By default display_all_results only logs the error from the conversion, but one can also include the traceback in display_all_results via the include_traceback_for_errors argument E.g. display_all_results(results, include_traceback_for_errors=True).

Incidentally, this Apple-silicon-quantization issue can be solved by setting the environmental variable:

PYTORCH_ENABLE_MPS_FALLBACK=1

Logging and CI integration

A lot of the imported modules have verbose logging, and so alma provides some logging functions to help manage the logging level. The setup_logging function is provided for convenience, but one can use whatever logging one wishes, or none. We also provide a silence_logging function to silence the logging of all imported modules.

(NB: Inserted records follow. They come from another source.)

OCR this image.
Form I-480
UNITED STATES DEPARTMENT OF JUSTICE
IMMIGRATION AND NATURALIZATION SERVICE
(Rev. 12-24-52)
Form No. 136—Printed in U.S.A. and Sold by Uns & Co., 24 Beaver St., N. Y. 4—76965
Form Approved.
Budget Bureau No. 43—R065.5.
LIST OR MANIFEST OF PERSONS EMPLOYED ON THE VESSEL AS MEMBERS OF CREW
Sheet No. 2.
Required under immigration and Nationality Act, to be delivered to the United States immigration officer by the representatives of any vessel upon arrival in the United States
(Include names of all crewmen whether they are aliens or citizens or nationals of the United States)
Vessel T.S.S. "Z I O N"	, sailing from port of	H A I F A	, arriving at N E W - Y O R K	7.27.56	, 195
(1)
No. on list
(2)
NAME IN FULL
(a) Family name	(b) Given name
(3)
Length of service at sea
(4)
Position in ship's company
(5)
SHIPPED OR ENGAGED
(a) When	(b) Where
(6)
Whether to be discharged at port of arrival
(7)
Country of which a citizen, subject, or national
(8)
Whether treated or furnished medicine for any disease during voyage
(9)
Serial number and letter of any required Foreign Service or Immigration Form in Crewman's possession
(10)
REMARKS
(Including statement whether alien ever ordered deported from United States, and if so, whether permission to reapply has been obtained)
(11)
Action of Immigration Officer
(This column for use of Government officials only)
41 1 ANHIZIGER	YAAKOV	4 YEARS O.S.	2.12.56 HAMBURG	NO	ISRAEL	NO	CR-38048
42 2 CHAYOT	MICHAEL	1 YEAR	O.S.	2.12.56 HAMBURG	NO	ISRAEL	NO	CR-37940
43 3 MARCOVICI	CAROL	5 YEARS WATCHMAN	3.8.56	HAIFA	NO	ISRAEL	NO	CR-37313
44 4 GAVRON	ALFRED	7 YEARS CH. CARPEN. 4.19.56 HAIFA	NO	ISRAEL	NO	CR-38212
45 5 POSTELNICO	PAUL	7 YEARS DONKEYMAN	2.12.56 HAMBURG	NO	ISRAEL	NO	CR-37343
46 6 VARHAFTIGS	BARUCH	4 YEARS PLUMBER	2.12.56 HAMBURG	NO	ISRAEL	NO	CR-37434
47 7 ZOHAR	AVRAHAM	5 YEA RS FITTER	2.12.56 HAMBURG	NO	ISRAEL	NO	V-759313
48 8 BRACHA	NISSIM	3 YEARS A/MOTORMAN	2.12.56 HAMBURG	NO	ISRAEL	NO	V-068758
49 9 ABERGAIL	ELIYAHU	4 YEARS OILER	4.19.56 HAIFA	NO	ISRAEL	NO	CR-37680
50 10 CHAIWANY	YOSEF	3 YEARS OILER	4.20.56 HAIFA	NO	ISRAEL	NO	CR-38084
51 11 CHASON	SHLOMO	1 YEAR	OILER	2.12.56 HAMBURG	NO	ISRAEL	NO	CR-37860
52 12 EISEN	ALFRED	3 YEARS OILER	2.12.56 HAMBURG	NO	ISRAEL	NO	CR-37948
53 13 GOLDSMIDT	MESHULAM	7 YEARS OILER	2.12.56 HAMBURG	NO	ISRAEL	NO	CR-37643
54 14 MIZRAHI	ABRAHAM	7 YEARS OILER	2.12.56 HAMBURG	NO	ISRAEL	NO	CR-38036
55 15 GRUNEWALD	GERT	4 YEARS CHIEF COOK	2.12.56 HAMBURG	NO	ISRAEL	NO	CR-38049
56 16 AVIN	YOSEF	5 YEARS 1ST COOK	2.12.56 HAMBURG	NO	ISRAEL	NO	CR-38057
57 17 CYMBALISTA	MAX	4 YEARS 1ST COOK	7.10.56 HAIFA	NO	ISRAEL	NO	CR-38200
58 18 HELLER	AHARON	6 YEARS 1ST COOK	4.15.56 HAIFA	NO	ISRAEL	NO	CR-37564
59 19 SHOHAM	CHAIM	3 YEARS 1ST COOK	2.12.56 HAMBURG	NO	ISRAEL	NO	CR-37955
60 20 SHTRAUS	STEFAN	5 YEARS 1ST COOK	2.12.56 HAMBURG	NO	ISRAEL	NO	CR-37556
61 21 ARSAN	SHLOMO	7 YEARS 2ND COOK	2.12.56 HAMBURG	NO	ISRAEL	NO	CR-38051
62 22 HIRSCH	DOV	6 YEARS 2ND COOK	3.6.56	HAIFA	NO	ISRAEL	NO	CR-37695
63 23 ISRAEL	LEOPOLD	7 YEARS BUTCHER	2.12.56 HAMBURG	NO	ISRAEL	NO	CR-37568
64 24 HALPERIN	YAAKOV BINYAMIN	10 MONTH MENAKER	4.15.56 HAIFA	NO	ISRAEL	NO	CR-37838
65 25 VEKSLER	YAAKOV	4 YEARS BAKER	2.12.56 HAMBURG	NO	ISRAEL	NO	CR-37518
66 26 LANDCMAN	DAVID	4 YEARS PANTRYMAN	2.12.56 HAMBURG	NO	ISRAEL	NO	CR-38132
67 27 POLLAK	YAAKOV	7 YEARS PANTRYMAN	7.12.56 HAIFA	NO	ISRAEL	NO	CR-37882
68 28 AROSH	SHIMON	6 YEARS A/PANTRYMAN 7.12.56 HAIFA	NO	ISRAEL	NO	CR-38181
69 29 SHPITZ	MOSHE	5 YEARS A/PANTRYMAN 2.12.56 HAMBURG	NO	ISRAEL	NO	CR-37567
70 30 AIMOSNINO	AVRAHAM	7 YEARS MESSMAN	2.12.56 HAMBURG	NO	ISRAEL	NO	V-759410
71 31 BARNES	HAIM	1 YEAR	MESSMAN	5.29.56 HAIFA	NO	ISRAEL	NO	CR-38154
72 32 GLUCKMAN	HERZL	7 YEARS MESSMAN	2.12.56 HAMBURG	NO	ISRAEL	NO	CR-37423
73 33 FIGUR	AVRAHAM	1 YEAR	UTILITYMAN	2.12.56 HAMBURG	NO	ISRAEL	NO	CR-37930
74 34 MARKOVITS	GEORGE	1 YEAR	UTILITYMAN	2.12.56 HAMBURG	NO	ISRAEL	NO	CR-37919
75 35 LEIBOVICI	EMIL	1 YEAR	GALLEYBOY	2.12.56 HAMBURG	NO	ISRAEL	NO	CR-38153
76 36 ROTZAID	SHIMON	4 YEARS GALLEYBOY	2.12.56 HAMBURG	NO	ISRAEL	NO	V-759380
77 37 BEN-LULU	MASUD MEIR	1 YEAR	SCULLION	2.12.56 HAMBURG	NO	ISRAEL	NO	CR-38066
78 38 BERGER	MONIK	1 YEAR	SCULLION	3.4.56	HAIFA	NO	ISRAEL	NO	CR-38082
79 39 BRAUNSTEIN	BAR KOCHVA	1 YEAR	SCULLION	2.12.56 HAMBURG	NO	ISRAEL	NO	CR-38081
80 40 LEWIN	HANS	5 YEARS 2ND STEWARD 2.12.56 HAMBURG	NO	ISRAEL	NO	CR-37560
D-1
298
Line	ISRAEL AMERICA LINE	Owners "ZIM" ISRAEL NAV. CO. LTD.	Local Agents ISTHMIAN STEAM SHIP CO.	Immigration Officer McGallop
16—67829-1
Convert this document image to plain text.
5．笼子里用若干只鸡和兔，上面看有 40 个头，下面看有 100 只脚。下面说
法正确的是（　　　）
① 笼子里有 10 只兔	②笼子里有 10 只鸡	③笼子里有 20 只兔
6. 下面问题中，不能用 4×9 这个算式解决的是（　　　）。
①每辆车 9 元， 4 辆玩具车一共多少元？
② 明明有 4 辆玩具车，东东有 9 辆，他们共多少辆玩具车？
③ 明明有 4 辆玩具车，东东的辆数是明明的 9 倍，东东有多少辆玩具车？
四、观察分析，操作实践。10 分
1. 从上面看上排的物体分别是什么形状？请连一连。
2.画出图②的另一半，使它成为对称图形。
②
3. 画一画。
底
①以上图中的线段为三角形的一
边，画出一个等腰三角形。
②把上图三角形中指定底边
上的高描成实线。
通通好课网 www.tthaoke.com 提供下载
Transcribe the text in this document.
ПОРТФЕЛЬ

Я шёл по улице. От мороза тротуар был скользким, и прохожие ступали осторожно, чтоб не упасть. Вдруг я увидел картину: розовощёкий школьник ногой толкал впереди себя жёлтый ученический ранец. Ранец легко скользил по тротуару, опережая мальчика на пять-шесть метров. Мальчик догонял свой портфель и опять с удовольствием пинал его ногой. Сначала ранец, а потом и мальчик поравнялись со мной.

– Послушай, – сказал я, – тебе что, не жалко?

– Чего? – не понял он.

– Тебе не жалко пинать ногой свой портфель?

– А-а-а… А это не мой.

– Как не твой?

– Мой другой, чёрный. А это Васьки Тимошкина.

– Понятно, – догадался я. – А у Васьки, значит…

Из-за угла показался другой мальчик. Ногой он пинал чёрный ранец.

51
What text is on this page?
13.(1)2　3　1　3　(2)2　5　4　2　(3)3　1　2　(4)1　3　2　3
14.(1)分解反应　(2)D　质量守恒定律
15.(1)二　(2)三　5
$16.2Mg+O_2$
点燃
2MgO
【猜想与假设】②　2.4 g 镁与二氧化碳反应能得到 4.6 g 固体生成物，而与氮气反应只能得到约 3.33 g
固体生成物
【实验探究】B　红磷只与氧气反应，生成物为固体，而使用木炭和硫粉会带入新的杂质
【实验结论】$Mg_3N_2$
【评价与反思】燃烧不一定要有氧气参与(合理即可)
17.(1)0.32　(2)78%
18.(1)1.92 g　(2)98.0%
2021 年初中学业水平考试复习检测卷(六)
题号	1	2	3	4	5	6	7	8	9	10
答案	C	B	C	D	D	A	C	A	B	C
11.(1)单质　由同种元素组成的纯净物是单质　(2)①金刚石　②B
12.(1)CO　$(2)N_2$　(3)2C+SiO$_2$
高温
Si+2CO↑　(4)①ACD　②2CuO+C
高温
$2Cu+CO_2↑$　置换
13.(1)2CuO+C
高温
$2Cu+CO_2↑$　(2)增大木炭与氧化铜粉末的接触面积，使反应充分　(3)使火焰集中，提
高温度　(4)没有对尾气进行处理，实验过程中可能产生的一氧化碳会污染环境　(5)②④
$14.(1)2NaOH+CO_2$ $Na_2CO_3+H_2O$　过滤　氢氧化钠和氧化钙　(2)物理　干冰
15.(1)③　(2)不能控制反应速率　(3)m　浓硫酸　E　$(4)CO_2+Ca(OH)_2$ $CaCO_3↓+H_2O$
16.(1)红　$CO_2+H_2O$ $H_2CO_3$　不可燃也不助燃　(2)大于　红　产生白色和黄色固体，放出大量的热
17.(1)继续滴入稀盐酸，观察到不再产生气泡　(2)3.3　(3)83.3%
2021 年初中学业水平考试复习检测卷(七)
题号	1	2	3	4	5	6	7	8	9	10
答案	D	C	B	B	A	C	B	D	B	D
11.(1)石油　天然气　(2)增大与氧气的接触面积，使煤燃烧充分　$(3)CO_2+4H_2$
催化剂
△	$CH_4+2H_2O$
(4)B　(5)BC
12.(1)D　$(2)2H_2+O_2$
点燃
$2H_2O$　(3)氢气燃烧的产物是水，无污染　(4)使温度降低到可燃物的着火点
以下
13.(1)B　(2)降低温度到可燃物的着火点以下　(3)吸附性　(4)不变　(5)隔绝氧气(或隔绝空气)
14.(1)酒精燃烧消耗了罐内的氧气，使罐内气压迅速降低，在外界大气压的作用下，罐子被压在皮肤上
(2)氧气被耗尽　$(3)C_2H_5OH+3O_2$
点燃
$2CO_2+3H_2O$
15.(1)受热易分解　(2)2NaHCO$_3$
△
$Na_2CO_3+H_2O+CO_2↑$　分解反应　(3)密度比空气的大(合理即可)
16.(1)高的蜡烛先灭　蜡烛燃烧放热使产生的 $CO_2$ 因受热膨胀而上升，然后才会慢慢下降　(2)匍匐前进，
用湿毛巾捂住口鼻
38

Furthermore, as we have highlighted prior, we provide a display_all_results function to print the results in a nice format.There is also a save_dict_to_json function to save the results to a JSON file for easy CI integration.

If one is debugging, it is highly recommended that one use the setup_logging function and set one's level to DEBUG. This will, among other things, log any torch.compile warnings and errors thrown by torch.inductor that can point to isses in triton kernels, and print the model graphs where appropriate.

Argparsing

For convenience, we provide a parse_benchmark_args function that parses the command line arguments for the user. One can of course also just pass in non-CLI arguments directly to the benchmark_model API. The parse_benchmark_args function is used as follows:

from alma import benchmark_model
from alma.arguments.benchmark_args import parse_benchmark_args
from alma.utils.setup_logging import setup_logging
from typing import Dict

# A `setup_logging` function is provided for convenience, but one can use whatever logging one
# wishes, or none. DEBUG level will also log the model graphs.
setup_logging(level="INFO")

# Parse the arguments, e.g. the model path, device, and conversion options
# This is provided for convenience, but one can also just pass in the arguments directly to the
# `benchmark_model` API.
args, device = parse_benchmark_args()

# Load the model
model = ...
model = model.to(device)

# Load the data
data_loader = ...

# Set the configuration
config = {
    "batch_size": args.batch_size,
    "n_samples": args.n_samples,
}

# Benchmark the model
results: Dict[str, Dict[str, float]] = benchmark_model(
    model, config, args.conversions, data_loader=data_loader
)

One can then run the script from the command line with the following command:

python YOUR_BENCHMARK_SCRIPT.py --conversions EAGER,EXPORT+EAGER --batch-size 10
--n-samples 5000 --ipdb

This will run the EXPORT+EAGER conversion option and the EAGER conversion option, benchmarking the model speed for each conversion option. The batch size of the data loader is controlled via thenbatch_size argument. The number of samples to run the benchmark on is controlled via the n_samples argument. The --ipdb creates a magic breakpoint that throws one into an ipdb debugging session if and wherever an Exception occurs in one's code, making debugging much easier (see this blog post).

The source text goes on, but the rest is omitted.